Tuesday, March 23

The Dinner Hour

Parenthood is cyclical. When you've gotten out of one stage for just long enough to forget, it comes around again. I'm struggling anew these days with the dinner hour. Mattie is 3. He's not old enough to entertain himself for very long, and though he wanders the house freely, I still need to keep tabs on him. When Jack was that age, I plopped him in front of the TV for 30-45 minutes, and the hour passed calmly and quietly. But, somewhere between Jack and Mattie, I removed the TV from our lives. Mattie usually spends this hour before dinner looking for attention. His strategy often entails walking up to one of his brothers and throwing himself on them, or wrestling them to the ground. If that doesn't work, he'll try hitting them with something, or throwing a toy in their direction.

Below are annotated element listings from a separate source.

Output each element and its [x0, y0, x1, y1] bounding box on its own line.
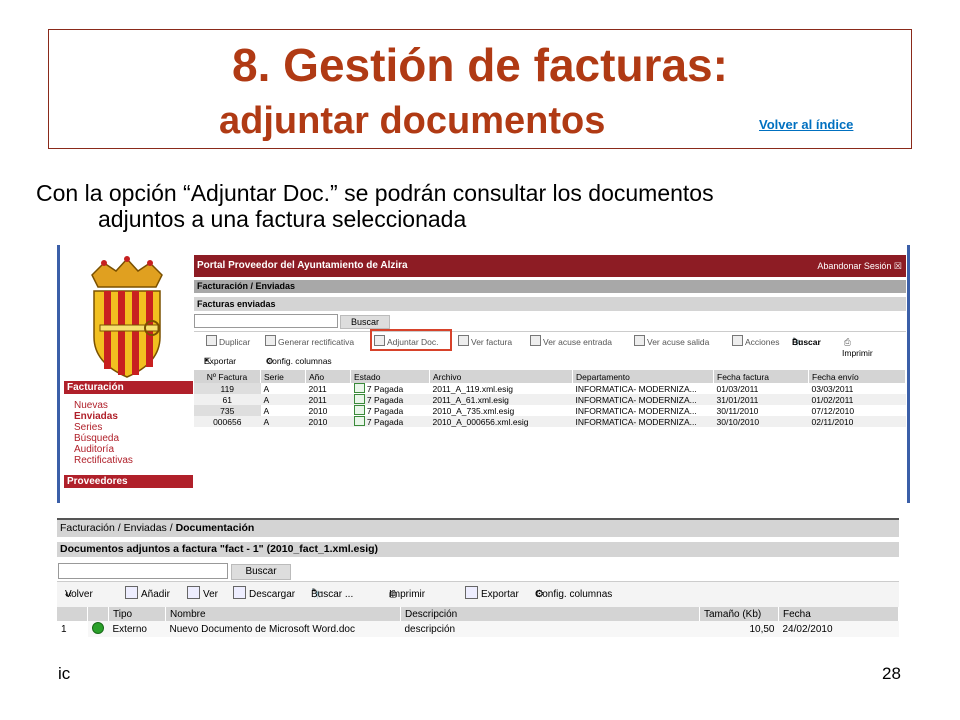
intro-line2: adjuntos a una factura seleccionada — [98, 206, 467, 232]
document-icon — [265, 335, 276, 346]
slide-title-line2: adjuntar documentos — [219, 100, 606, 142]
logout-link[interactable]: Abandonar Sesión ☒ — [817, 255, 902, 277]
col-header[interactable]: Tamaño (Kb) — [699, 607, 779, 621]
nav-facturacion-list: Nuevas Enviadas Series Búsqueda Auditorí… — [74, 400, 184, 466]
footer-left-text: ic — [58, 664, 71, 683]
section-title: Documentos adjuntos a factura "fact - 1"… — [57, 542, 899, 557]
paid-status-icon — [353, 383, 365, 393]
col-header[interactable]: Departamento — [572, 370, 714, 383]
magnifier-icon — [458, 335, 469, 346]
duplicate-icon — [206, 335, 217, 346]
paid-status-icon — [353, 394, 365, 404]
portal-title: Portal Proveedor del Ayuntamiento de Alz… — [197, 260, 408, 271]
col-header[interactable]: Nº Factura — [194, 370, 261, 383]
col-header — [87, 607, 109, 621]
search-row: Buscar — [57, 557, 899, 581]
col-header[interactable]: Fecha factura — [713, 370, 809, 383]
export-button[interactable]: Exportar — [465, 582, 519, 607]
nav-item-enviadas[interactable]: Enviadas — [74, 411, 184, 422]
status-icon — [91, 621, 104, 634]
view-button[interactable]: Ver — [187, 582, 218, 607]
table-row[interactable]: 735 A 2010 7 Pagada 2010_A_735.xml.esig … — [194, 405, 906, 416]
paid-status-icon — [353, 416, 365, 426]
breadcrumb-path: Facturación / Enviadas / — [60, 522, 176, 534]
invoice-app: Portal Proveedor del Ayuntamiento de Alz… — [194, 255, 906, 427]
intro-text: Con la opción “Adjuntar Doc.” se podrán … — [36, 180, 916, 232]
invoice-toolbar-secondary: ⇱ Exportar ⚙ Config. columnas Imprimir — [194, 348, 906, 370]
duplicate-button[interactable]: Duplicar — [206, 332, 250, 352]
nav-proveedores-header[interactable]: Proveedores — [64, 475, 193, 488]
slide-title-line1: 8. Gestión de facturas: — [232, 39, 728, 91]
add-document-icon — [125, 586, 138, 599]
slide-title-box: 8. Gestión de facturas: adjuntar documen… — [48, 29, 912, 149]
col-header[interactable]: Nombre — [165, 607, 401, 621]
search-input[interactable] — [58, 563, 228, 579]
download-button[interactable]: Descargar — [233, 582, 295, 607]
magnifier-icon — [187, 586, 200, 599]
attach-doc-highlight — [370, 329, 452, 351]
breadcrumb-current: Documentación — [175, 522, 255, 534]
col-header — [57, 607, 88, 621]
col-header[interactable]: Fecha envío — [808, 370, 906, 383]
search-button[interactable]: Buscar — [340, 315, 390, 329]
invoice-table: Nº Factura Serie Año Estado Archivo Depa… — [194, 370, 906, 427]
nav-item-series[interactable]: Series — [74, 422, 184, 433]
add-button[interactable]: Añadir — [125, 582, 170, 607]
col-header[interactable]: Archivo — [429, 370, 573, 383]
search-button[interactable]: Buscar — [231, 564, 291, 580]
nav-item-busqueda[interactable]: Búsqueda — [74, 433, 184, 444]
alzira-coat-of-arms-logo — [64, 253, 190, 381]
generate-rectificativa-button[interactable]: Generar rectificativa — [265, 332, 354, 352]
back-to-index-link[interactable]: Volver al índice — [759, 117, 853, 132]
view-entry-receipt-button[interactable]: Ver acuse entrada — [530, 332, 612, 352]
documents-table: Tipo Nombre Descripción Tamaño (Kb) Fech… — [57, 607, 899, 637]
actions-icon — [732, 335, 743, 346]
nav-item-nuevas[interactable]: Nuevas — [74, 400, 184, 411]
table-row[interactable]: 1 Externo Nuevo Documento de Microsoft W… — [57, 621, 899, 637]
col-header[interactable]: Tipo — [108, 607, 166, 621]
paid-status-icon — [353, 405, 365, 415]
download-icon — [233, 586, 246, 599]
table-row[interactable]: 119 A 2011 7 Pagada 2011_A_119.xml.esig … — [194, 383, 906, 394]
documents-toolbar: ‹‹ Volver Añadir Ver Descargar 🔭 Buscar … — [57, 581, 899, 607]
export-icon — [465, 586, 478, 599]
col-header[interactable]: Serie — [260, 370, 306, 383]
portal-header-bar: Portal Proveedor del Ayuntamiento de Alz… — [194, 255, 906, 277]
page-number: 28 — [882, 664, 901, 683]
receipt-icon — [634, 335, 645, 346]
section-title: Facturas enviadas — [194, 297, 906, 311]
breadcrumb: Facturación / Enviadas — [194, 280, 906, 293]
nav-item-auditoria[interactable]: Auditoría — [74, 444, 184, 455]
actions-button[interactable]: Acciones — [732, 332, 780, 352]
search-row: Buscar — [194, 311, 906, 331]
intro-line1: Con la opción “Adjuntar Doc.” se podrán … — [36, 180, 714, 206]
view-invoice-button[interactable]: Ver factura — [458, 332, 512, 352]
col-header[interactable]: Año — [305, 370, 351, 383]
table-row[interactable]: 61 A 2011 7 Pagada 2011_A_61.xml.esig IN… — [194, 394, 906, 405]
breadcrumb: Facturación / Enviadas / Documentación — [57, 518, 899, 537]
nav-item-rectificativas[interactable]: Rectificativas — [74, 455, 184, 466]
col-header[interactable]: Descripción — [400, 607, 700, 621]
col-header[interactable]: Fecha — [778, 607, 899, 621]
attached-documents-screenshot: Facturación / Enviadas / Documentación D… — [57, 518, 899, 660]
table-row[interactable]: 000656 A 2010 7 Pagada 2010_A_000656.xml… — [194, 416, 906, 427]
search-input[interactable] — [194, 314, 338, 328]
receipt-icon — [530, 335, 541, 346]
close-icon: ☒ — [893, 261, 902, 271]
view-exit-receipt-button[interactable]: Ver acuse salida — [634, 332, 709, 352]
invoice-list-screenshot: Facturación Nuevas Enviadas Series Búsqu… — [57, 245, 910, 503]
nav-facturacion-header[interactable]: Facturación — [64, 381, 193, 394]
col-header[interactable]: Estado — [350, 370, 430, 383]
print-button[interactable]: Imprimir — [842, 344, 873, 362]
invoice-toolbar: Duplicar Generar rectificativa Adjuntar … — [194, 329, 906, 352]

I noticed recently that Mattie's afternoons and evenings were increasingly being spent in a never ending series of time outs. He desperately wants to join Jack and Elliot in their play. They spend most of their free time playing indoor floor hockey. Since Mattie doesn't understand the rules, or want to try to learn them, their 3 way matches end poorly. I usually spend the hour nursing Theo, trying to get Theo down for a nap, or making dinner (with Theo on my back if he's not fussing in his crib.) Needless to say, I don't have much time to play with Mattie either. On several recent days I gave up, and turned on the TV, but the peace was only momentary before Mattie (who's never been a big TV fan,) returned to his usual tactics.

So, I took a deep breath, and thought about how I got through this with Elliot, years ago. I recalled the "TV" chapter in Katrina Kenison's book, where she describes her own struggle to keep her youngest son occupied during the dinner hour after getting rid of their TV, and I got to work. The first night, I set Mattie up at the table with a painting project. I spent a lot of time changing the water in his brush bowl, but he had a wonderful time. The second night, I appointed Mattie official dishwasher, and filled the sink up with soapy water and non-breakable kitchen items. He went through an extra set of clothes, and made it a bit difficult for me to wash and prep food, but again, had a wonderful time. Another night, I gave in to one of his many requests to help, and let him make the cucumber salad. I peeled and sliced the cucumber, he cut the slices in half and filled the bowls. It's not always easy to manage yet another project during the dinner hour, but I've been reminded at how rewarding the little extra effort can be. Not only has Mattie stayed out of time out, but he's been much more interested in helping me out in other ways around the house. Jack and Elliot have been able to play hockey uninterrupted. And I am definitely spending less time overall interacting positively with Mattie than I was in dealing with his negative behavior.

I love that Parenthood is a journey. There's no rule book, no instructional manual, and even seasoned veterans find themselves in need of practice and reminders. So much of the person I am today has been shaped by this journey. I think about myself pre-kids, and what my path in life would have been like had I never traveled down this road. I feel like I wouldn't even recognize myself now, and what a shame that would be. I really like the person I've become.